Yönetememe krizi hiç de yeni değil. Aslında AKP bu açıdan hiç gün yüzü görmedi desek yeridir!

Gerçekten de 2002’de ilk kez seçim kazanmasından bu yana AKP bir kriz partisi olmuştur. Elbette bu kadar uzun süreden söz ettiğimizde kriz “kritikliğinden” kaybediyor. Dolayısıyla olaya biraz daha yakından bakmak gerekiyor. 

Egemen güçler açısından bakıldığında, yayılabileceği düzlemlerden birine veya birkaçına sıkıştırılan bir kriz büyük ölçüde hallolmuş demektir. Biliyoruz, “sadece” ekonomik bir kriz üzer ama yıkmaz. AKP, hep şikâyet ettiği gibi toplumun ideolojik ve kültürel yapılanmasını hiç avucunun içine alamamış, bu anlamda dinci gerici ideoloji topluma egemen hale gelmemiştir. Bu çelişki elbette krizin ideolojik planda sürüp gitmesi anlamına gelmiş, ama yine, “yıkmamıştır.” Belki de en ağır krizler siyasal yönetim boyutunda yaşanmış, AKP “olağan bir statü” yaratmayı hiç becerememiş, en sonunda olağanüstü yönetim biçimi olarak -kararnameler, ohal’ler derken- başkanlık sistemini icat etmiş, ama bu sistem ilk gününden itibaren kamuoyunda hep “bu günler de geçer” izlenimi bırakmıştır. Sürekli değişim beklenerek krizden çıkılmaz.

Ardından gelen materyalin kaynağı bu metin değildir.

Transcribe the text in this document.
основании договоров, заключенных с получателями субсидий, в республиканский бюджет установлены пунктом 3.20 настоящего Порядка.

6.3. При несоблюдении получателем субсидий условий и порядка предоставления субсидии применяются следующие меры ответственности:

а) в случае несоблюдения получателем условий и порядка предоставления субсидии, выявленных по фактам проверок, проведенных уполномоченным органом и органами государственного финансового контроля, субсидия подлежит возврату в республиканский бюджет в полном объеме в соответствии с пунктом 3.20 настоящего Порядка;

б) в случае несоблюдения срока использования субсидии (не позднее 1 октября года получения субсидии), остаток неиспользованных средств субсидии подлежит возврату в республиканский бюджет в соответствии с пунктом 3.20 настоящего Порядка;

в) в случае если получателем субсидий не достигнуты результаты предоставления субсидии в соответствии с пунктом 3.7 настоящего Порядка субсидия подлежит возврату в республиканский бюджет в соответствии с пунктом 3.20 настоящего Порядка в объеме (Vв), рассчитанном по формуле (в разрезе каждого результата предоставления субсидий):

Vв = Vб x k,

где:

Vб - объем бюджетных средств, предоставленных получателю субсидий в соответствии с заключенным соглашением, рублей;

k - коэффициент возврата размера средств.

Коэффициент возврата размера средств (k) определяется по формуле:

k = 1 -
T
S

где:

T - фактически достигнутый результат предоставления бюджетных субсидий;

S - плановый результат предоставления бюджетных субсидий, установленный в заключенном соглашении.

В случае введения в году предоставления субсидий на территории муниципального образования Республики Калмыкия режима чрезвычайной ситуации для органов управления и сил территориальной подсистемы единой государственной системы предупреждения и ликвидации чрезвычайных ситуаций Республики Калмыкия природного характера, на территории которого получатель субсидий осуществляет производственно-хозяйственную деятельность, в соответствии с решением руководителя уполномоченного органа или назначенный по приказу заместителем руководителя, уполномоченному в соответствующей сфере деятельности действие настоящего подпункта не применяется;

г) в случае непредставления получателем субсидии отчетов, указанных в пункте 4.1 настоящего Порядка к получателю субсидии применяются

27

Kriz partisi AKP’nin bir ömür iktidar olduktan sonra hâlâ istikrar vaatlerinde bulunması baştan aşağı saçmadır. Giderek AKP’nin temel vaadi, şu an herkesin elinde tuttuğu gücü çalıp çırpmak için kullanması yönünde bir acayip çağrıya dönüştü. İktidar bir yağmanın sürdürülmesini vaat ediyor! Bu bir “düzen” değil. Egemen güçler düzen ister. Kriz yorgunu kitlelerse bir biçimde düze çıkmayı arzular. AKP için bu defter kapanmıştır. Bugün gelinen nokta itibariyle AKP bu istekleri tatmin edebilecek bir parti olma olasılığını sıfırlamıştır.

Krizin çok boyutu vardır; ama içlerinden biri, ekonomiyi ilgilendiren, ayrıcalıklıdır. Ekonomi diğerlerini belirlemez belki, ama eşitler arasında birincidir. AKP’nin ilk yıllarını kurtaran da bu olmuştu. Dış politikada büyük altüst oluşlar yaşanan, dinci gericiliğin şiddetiyle sarsılan, yönetim zorlukları son derece ağır hissedilen o ilk yıllar Türkiye ekonomisinin anlamlı bir süre “yükselişine” sahne oldu. 

AKP’nin hemen öncesinde yaşanan ağır ekonomik krize neo-liberal reformlarla yanıt verilmiş, Kemal Derviş’li sosyal-demokrasinin başlattığı operasyon motor gücünü uluslararası sermayeden devşirmişti. AKP başta özelleştirmeler olmak üzere Türkiye kapitalizminin dünya sistemiyle eklemlenmesini gerçekten sıçrattı. O ilk yıllarda, biri diğerini kovalayan ideolojik, politik, toplumsal, kültürel, siyasi kriz dalgaları bu ekonomik hamlenin maliyeti sayıldılar... 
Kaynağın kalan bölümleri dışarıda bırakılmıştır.